I hear and I forget; I see and I remember; I do and I understand. Ancient Chinese Proverb
The practice of the subject material, which includes the handouts and group discussion, as well as the group closure and support, also helps participants internalize and personalize the subject material
All handouts in the curriculum are designed to provide education in two different ways. One is through the Worksheet Handouts where group participants will practice specific skills by filling out the questions on the handout, and then by sharing these with others. The second is the Inspirational Handouts designed to provide encouragement in the form of inspiration, humor, or wisdom. Both Worksheet and Inspirational Handouts are also designed to provide information on specific subjects so group participants can have educational information to take home with them.
All handouts are written to involve the group in productive conversations and are an important part of every group, whatever the length of the session. Discussion of the handouts is intended to take one-half (1¼ hour group) to one-third (3½ hour group) of the total group time.

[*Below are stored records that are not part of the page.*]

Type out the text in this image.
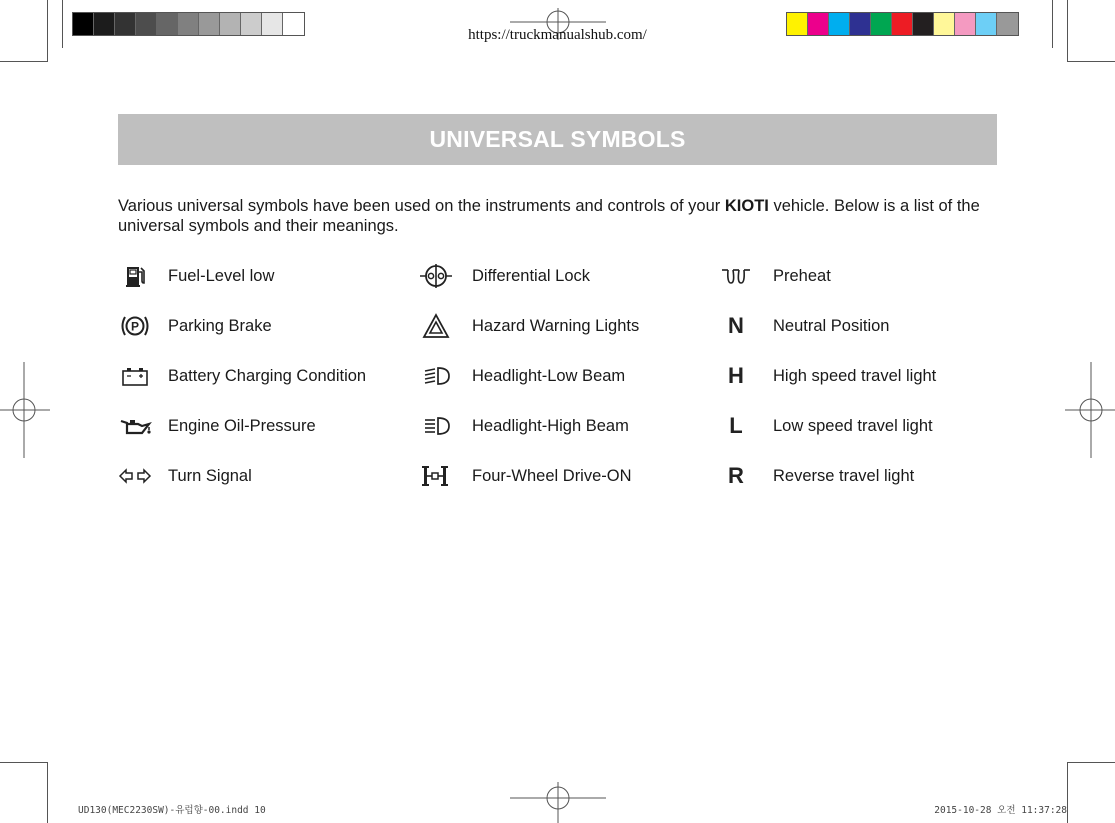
https://truckmanualshub.com/
UNIVERSAL SYMBOLS
Various universal symbols have been used on the instruments and controls of your KIOTI vehicle. Below is a list of the universal symbols and their meanings.
Fuel-Level low
P Parking Brake
Battery Charging Condition
Engine Oil-Pressure
Turn Signal
Differential Lock
Hazard Warning Lights
Headlight-Low Beam
Headlight-High Beam
Four-Wheel Drive-ON
Preheat
N	Neutral Position
H	High speed travel light
L	Low speed travel light
R	Reverse travel light
UD130(MEC2230SW)-유럽향-00.indd 10	2015-10-28 오전 11:37:28
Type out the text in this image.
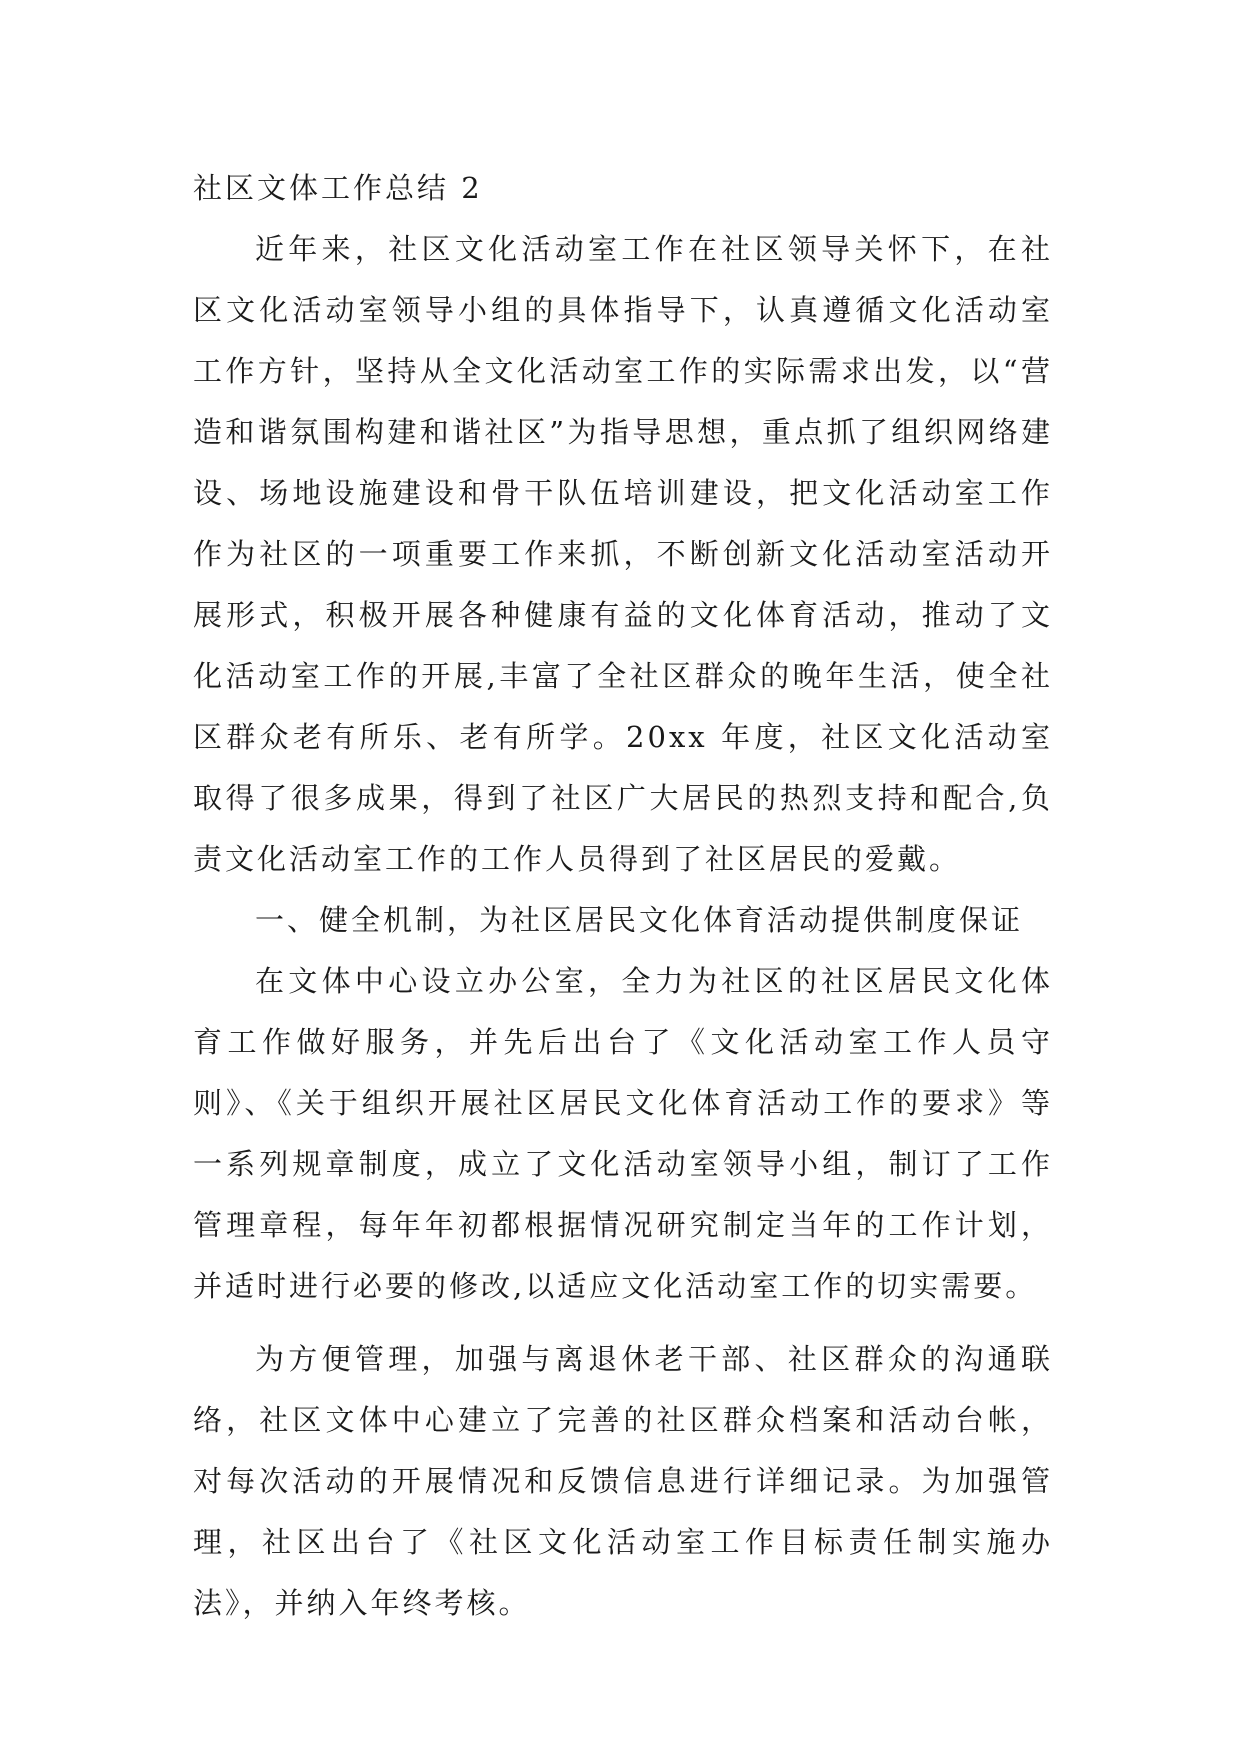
社区文体工作总结 2

近年来，社区文化活动室工作在社区领导关怀下，在社区文化活动室领导小组的具体指导下，认真遵循文化活动室工作方针，坚持从全文化活动室工作的实际需求出发，以“营造和谐氛围构建和谐社区”为指导思想，重点抓了组织网络建设、场地设施建设和骨干队伍培训建设，把文化活动室工作作为社区的一项重要工作来抓，不断创新文化活动室活动开展形式，积极开展各种健康有益的文化体育活动，推动了文化活动室工作的开展,丰富了全社区群众的晚年生活，使全社区群众老有所乐、老有所学。20xx 年度，社区文化活动室取得了很多成果，得到了社区广大居民的热烈支持和配合,负责文化活动室工作的工作人员得到了社区居民的爱戴。

一、健全机制，为社区居民文化体育活动提供制度保证

在文体中心设立办公室，全力为社区的社区居民文化体育工作做好服务，并先后出台了《文化活动室工作人员守则》、《关于组织开展社区居民文化体育活动工作的要求》等一系列规章制度，成立了文化活动室领导小组，制订了工作管理章程，每年年初都根据情况研究制定当年的工作计划，并适时进行必要的修改,以适应文化活动室工作的切实需要。

为方便管理，加强与离退休老干部、社区群众的沟通联络，社区文体中心建立了完善的社区群众档案和活动台帐，对每次活动的开展情况和反馈信息进行详细记录。为加强管理，社区出台了《社区文化活动室工作目标责任制实施办法》，并纳入年终考核。
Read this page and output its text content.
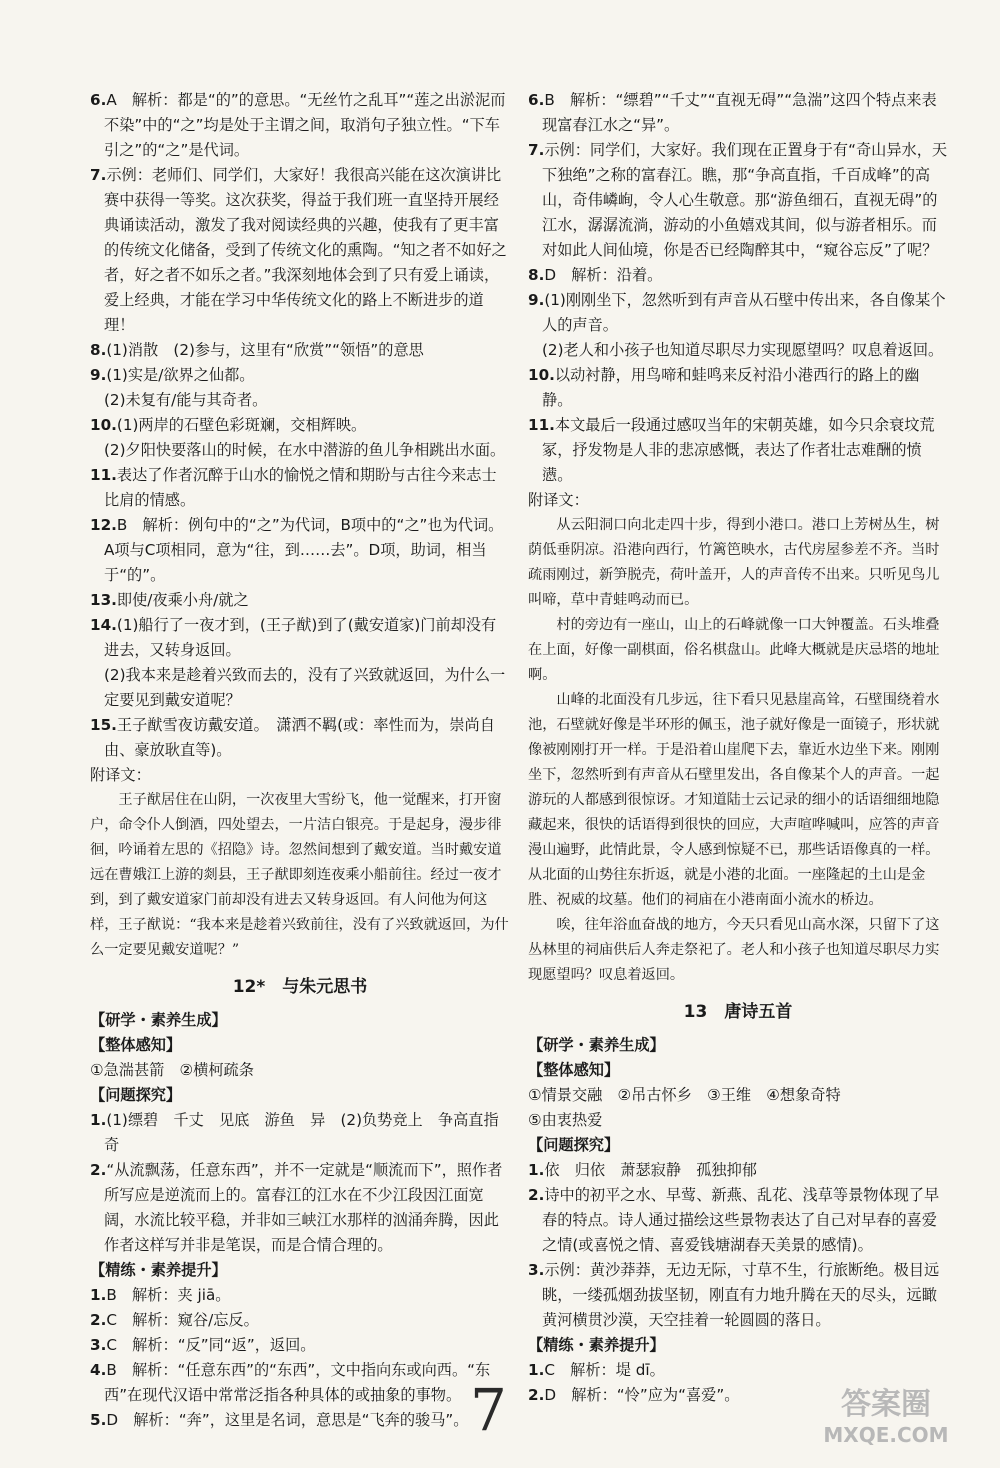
6.A　解析：都是“的”的意思。“无丝竹之乱耳”“莲之出淤泥而不染”中的“之”均是处于主谓之间，取消句子独立性。“下车引之”的“之”是代词。

7.示例：老师们、同学们，大家好！我很高兴能在这次演讲比赛中获得一等奖。这次获奖，得益于我们班一直坚持开展经典诵读活动，激发了我对阅读经典的兴趣，使我有了更丰富的传统文化储备，受到了传统文化的熏陶。“知之者不如好之者，好之者不如乐之者。”我深刻地体会到了只有爱上诵读，爱上经典，才能在学习中华传统文化的路上不断进步的道理！

8.(1)消散　(2)参与，这里有“欣赏”“领悟”的意思

9.(1)实是/欲界之仙都。

(2)未复有/能与其奇者。

10.(1)两岸的石壁色彩斑斓，交相辉映。

(2)夕阳快要落山的时候，在水中潜游的鱼儿争相跳出水面。

11.表达了作者沉醉于山水的愉悦之情和期盼与古往今来志士比肩的情感。

12.B　解析：例句中的“之”为代词，B项中的“之”也为代词。A项与C项相同，意为“往，到……去”。D项，助词，相当于“的”。

13.即使/夜乘小舟/就之

14.(1)船行了一夜才到，(王子猷)到了(戴安道家)门前却没有进去，又转身返回。

(2)我本来是趁着兴致而去的，没有了兴致就返回，为什么一定要见到戴安道呢？

15.王子猷雪夜访戴安道。　潇洒不羁(或：率性而为，崇尚自由、豪放耿直等)。

附译文：

王子猷居住在山阴，一次夜里大雪纷飞，他一觉醒来，打开窗户，命令仆人倒酒，四处望去，一片洁白银亮。于是起身，漫步徘徊，吟诵着左思的《招隐》诗。忽然间想到了戴安道。当时戴安道远在曹娥江上游的剡县，王子猷即刻连夜乘小船前往。经过一夜才到，到了戴安道家门前却没有进去又转身返回。有人问他为何这样，王子猷说：“我本来是趁着兴致前往，没有了兴致就返回，为什么一定要见戴安道呢？”

12*　与朱元思书

【研学・素养生成】

【整体感知】

①急湍甚箭　②横柯疏条

【问题探究】

1.(1)缥碧　千丈　见底　游鱼　异　(2)负势竞上　争高直指　奇

2.“从流飘荡，任意东西”，并不一定就是“顺流而下”，照作者所写应是逆流而上的。富春江的江水在不少江段因江面宽阔，水流比较平稳，并非如三峡江水那样的汹涌奔腾，因此作者这样写并非是笔误，而是合情合理的。

【精练・素养提升】

1.B　解析：夹 jiā。

2.C　解析：窥谷/忘反。

3.C　解析：“反”同“返”，返回。

4.B　解析：“任意东西”的“东西”，文中指向东或向西。“东西”在现代汉语中常常泛指各种具体的或抽象的事物。

5.D　解析：“奔”，这里是名词，意思是“飞奔的骏马”。

6.B　解析：“缥碧”“千丈”“直视无碍”“急湍”这四个特点来表现富春江水之“异”。

7.示例：同学们，大家好。我们现在正置身于有“奇山异水，天下独绝”之称的富春江。瞧，那“争高直指，千百成峰”的高山，奇伟嶙峋，令人心生敬意。那“游鱼细石，直视无碍”的江水，潺潺流淌，游动的小鱼嬉戏其间，似与游者相乐。而对如此人间仙境，你是否已经陶醉其中，“窥谷忘反”了呢？

8.D　解析：沿着。

9.(1)刚刚坐下，忽然听到有声音从石壁中传出来，各自像某个人的声音。

(2)老人和小孩子也知道尽职尽力实现愿望吗？叹息着返回。

10.以动衬静，用鸟啼和蛙鸣来反衬沿小港西行的路上的幽静。

11.本文最后一段通过感叹当年的宋朝英雄，如今只余衰坟荒冢，抒发物是人非的悲凉感慨，表达了作者壮志难酬的愤懑。

附译文：

从云阳洞口向北走四十步，得到小港口。港口上芳树丛生，树荫低垂阴凉。沿港向西行，竹篱笆映水，古代房屋参差不齐。当时疏雨刚过，新笋脱壳，荷叶盖开，人的声音传不出来。只听见鸟儿叫啼，草中青蛙鸣动而已。

村的旁边有一座山，山上的石峰就像一口大钟覆盖。石头堆叠在上面，好像一副棋面，俗名棋盘山。此峰大概就是庆忌塔的地址啊。

山峰的北面没有几步远，往下看只见悬崖高耸，石壁围绕着水池，石壁就好像是半环形的佩玉，池子就好像是一面镜子，形状就像被刚刚打开一样。于是沿着山崖爬下去，靠近水边坐下来。刚刚坐下，忽然听到有声音从石壁里发出，各自像某个人的声音。一起游玩的人都感到很惊讶。才知道陆士云记录的细小的话语细细地隐藏起来，很快的话语得到很快的回应，大声喧哗喊叫，应答的声音漫山遍野，此情此景，令人感到惊疑不已，那些话语像真的一样。从北面的山势往东折返，就是小港的北面。一座隆起的土山是金胜、祝威的坟墓。他们的祠庙在小港南面小流水的桥边。

唉，往年浴血奋战的地方，今天只看见山高水深，只留下了这丛林里的祠庙供后人奔走祭祀了。老人和小孩子也知道尽职尽力实现愿望吗？叹息着返回。

13　唐诗五首

【研学・素养生成】

【整体感知】

①情景交融　②吊古怀乡　③王维　④想象奇特

⑤由衷热爱

【问题探究】

1.依　归依　萧瑟寂静　孤独抑郁

2.诗中的初平之水、早莺、新燕、乱花、浅草等景物体现了早春的特点。诗人通过描绘这些景物表达了自己对早春的喜爱之情(或喜悦之情、喜爱钱塘湖春天美景的感情)。

3.示例：黄沙莽莽，无边无际，寸草不生，行旅断绝。极目远眺，一缕孤烟劲拔坚韧，刚直有力地升腾在天的尽头，远瞰黄河横贯沙漠，天空挂着一轮圆圆的落日。

【精练・素养提升】

1.C　解析：堤 dī。

2.D　解析：“怜”应为“喜爱”。

7	答案圈
MXQE.COM
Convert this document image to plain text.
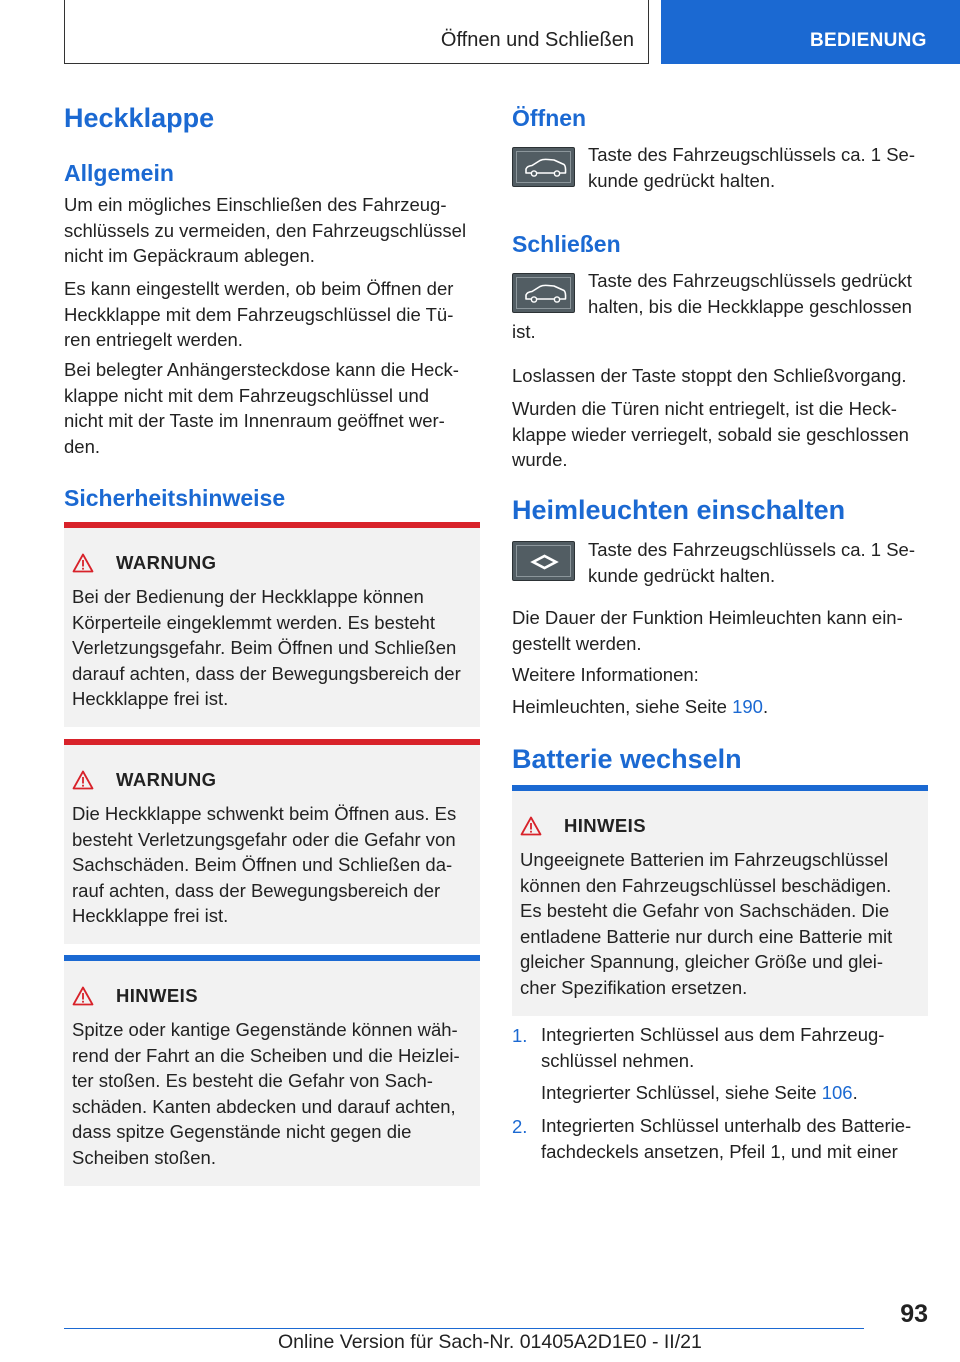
Öffnen und Schließen	BEDIENUNG
Heckklappe
Allgemein
Um ein mögliches Einschließen des Fahrzeug-
schlüssels zu vermeiden, den Fahrzeugschlüssel
nicht im Gepäckraum ablegen.
Es kann eingestellt werden, ob beim Öffnen der
Heckklappe mit dem Fahrzeugschlüssel die Tü-
ren entriegelt werden.
Bei belegter Anhängersteckdose kann die Heck-
klappe nicht mit dem Fahrzeugschlüssel und
nicht mit der Taste im Innenraum geöffnet wer-
den.
Sicherheitshinweise
WARNUNG
Bei der Bedienung der Heckklappe können
Körperteile eingeklemmt werden. Es besteht
Verletzungsgefahr. Beim Öffnen und Schließen
darauf achten, dass der Bewegungsbereich der
Heckklappe frei ist.
WARNUNG
Die Heckklappe schwenkt beim Öffnen aus. Es
besteht Verletzungsgefahr oder die Gefahr von
Sachschäden. Beim Öffnen und Schließen da-
rauf achten, dass der Bewegungsbereich der
Heckklappe frei ist.
HINWEIS
Spitze oder kantige Gegenstände können wäh-
rend der Fahrt an die Scheiben und die Heizlei-
ter stoßen. Es besteht die Gefahr von Sach-
schäden. Kanten abdecken und darauf achten,
dass spitze Gegenstände nicht gegen die
Scheiben stoßen.
Öffnen
Taste des Fahrzeugschlüssels ca. 1 Se-
kunde gedrückt halten.
Schließen
Taste des Fahrzeugschlüssels gedrückt
halten, bis die Heckklappe geschlossen
ist.
Loslassen der Taste stoppt den Schließvorgang.
Wurden die Türen nicht entriegelt, ist die Heck-
klappe wieder verriegelt, sobald sie geschlossen
wurde.
Heimleuchten einschalten
Taste des Fahrzeugschlüssels ca. 1 Se-
kunde gedrückt halten.
Die Dauer der Funktion Heimleuchten kann ein-
gestellt werden.
Weitere Informationen:
Heimleuchten, siehe Seite 190.
Batterie wechseln
HINWEIS
Ungeeignete Batterien im Fahrzeugschlüssel
können den Fahrzeugschlüssel beschädigen.
Es besteht die Gefahr von Sachschäden. Die
entladene Batterie nur durch eine Batterie mit
gleicher Spannung, gleicher Größe und glei-
cher Spezifikation ersetzen.
1. Integrierten Schlüssel aus dem Fahrzeug-
schlüssel nehmen.
Integrierter Schlüssel, siehe Seite 106.
2. Integrierten Schlüssel unterhalb des Batterie-
fachdeckels ansetzen, Pfeil 1, und mit einer
93
Online Version für Sach-Nr. 01405A2D1E0 - II/21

Group interaction will, and should, determine the amount of time you spend on actual subject content. This is not to imply that the subject material is not important, it is very important to educate people about their illnesses and the recovery process designed to stabilize these illnesses. But simply being informed is not the same as being in recovery. Interacting and connecting with others, receiving and giving constructive feedback or support, or socializing and communicating with others are just more important. This means the interaction time with the handouts should never be sacrificed so more education can be provided.
Group closure allows participants to practice sharing experiences, thoughts, and feelings related to the subject material as well as providing the opportunity to give support to and receive support from others.